Back in his home country, Jacob assumed the role of peacekeeper. He made a covenant with Laban, who had pursued him across the Euphrates. He reconciled with his brother Esau after conferring on him huge gifts of livestock. He slaughtered men who had raped his daughter, and he did his best to promote peace among his own warring sons. He followed the way of Voltaire: he tended his own garden.
In this Jacob embodied the Eschaton, when ‘the wolf will lie down with the lamb’. “Forgive us our trespasses as we forgive those who trespass against us.” We are all called to make peace – not to eliminate differences, but to transform intensity-dampening conflicts into intensity-enhancing contrasts.

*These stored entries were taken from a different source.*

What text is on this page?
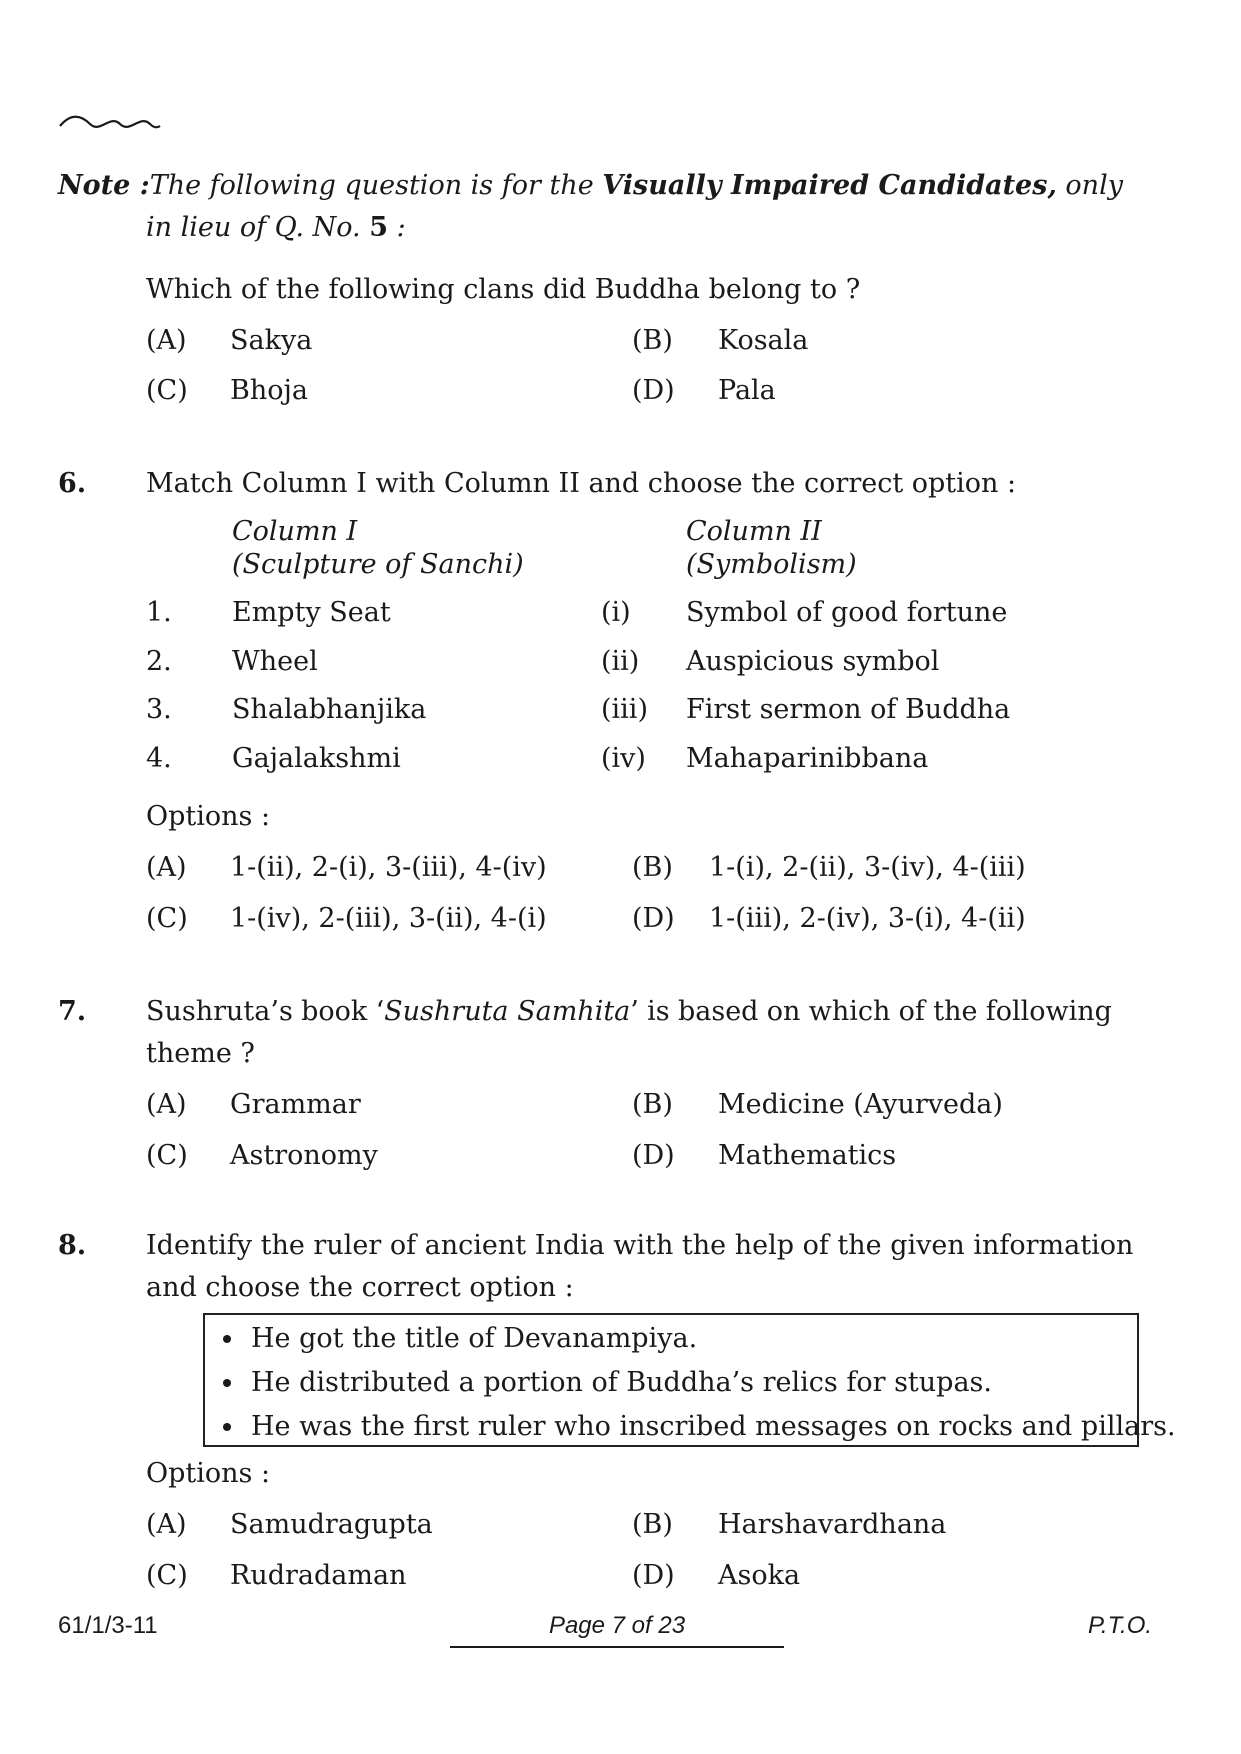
Note :The following question is for the Visually Impaired Candidates, only
in lieu of Q. No. 5 :
Which of the following clans did Buddha belong to ?
(A) Sakya	(B) Kosala
(C) Bhoja	(D) Pala
6. Match Column I with Column II and choose the correct option :
Column I
(Sculpture of Sanchi)
Column II
(Symbolism)
1. Empty Seat	(i) Symbol of good fortune
2. Wheel	(ii) Auspicious symbol
3. Shalabhanjika	(iii) First sermon of Buddha
4. Gajalakshmi	(iv) Mahaparinibbana
Options :
(A) 1-(ii), 2-(i), 3-(iii), 4-(iv)	(B) 1-(i), 2-(ii), 3-(iv), 4-(iii)
(C) 1-(iv), 2-(iii), 3-(ii), 4-(i)	(D) 1-(iii), 2-(iv), 3-(i), 4-(ii)
7. Sushruta’s book ‘Sushruta Samhita’ is based on which of the following
theme ?
(A) Grammar	(B) Medicine (Ayurveda)
(C) Astronomy	(D) Mathematics
8. Identify the ruler of ancient India with the help of the given information
and choose the correct option :
He got the title of Devanampiya.
He distributed a portion of Buddha’s relics for stupas.
He was the first ruler who inscribed messages on rocks and pillars.
Options :
(A) Samudragupta	(B) Harshavardhana
(C) Rudradaman	(D) Asoka
61/1/3-11	Page 7 of 23	P.T.O.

The world needs Abrahams and Issacs and Jobs, for sure, but Jacob offers a different model of sainthood. Jacob is ‘the patriarch for the rest of us’. Like us, he swims in uncharted waters, trying to find a channel between survival, self-interest, duty and fairness. How’d he do? I doubt many of us would give him a ‘10’. But he did good enough to please God, and what else matters?
Image: 14th century. Fresco. Pomposa Abbey, Codorigo, Italy.
The story is from Genesis 27:1-40. The image does not follow it in a linear order. At left, Esau goes hunting with bow and arrow to get meat for a meal for his blind father, Isaac. At right, Jacob comes to his father and claims to be Esau with a dish he has prepared from the game he caught. Believing that this is Esau, Isaac gives him his blessing. In the middle, Esau has returned and is bringing his father another dish with game from his hunt. He will be distraught when he learns of Jacob's trick, which has left him without his father's blessing.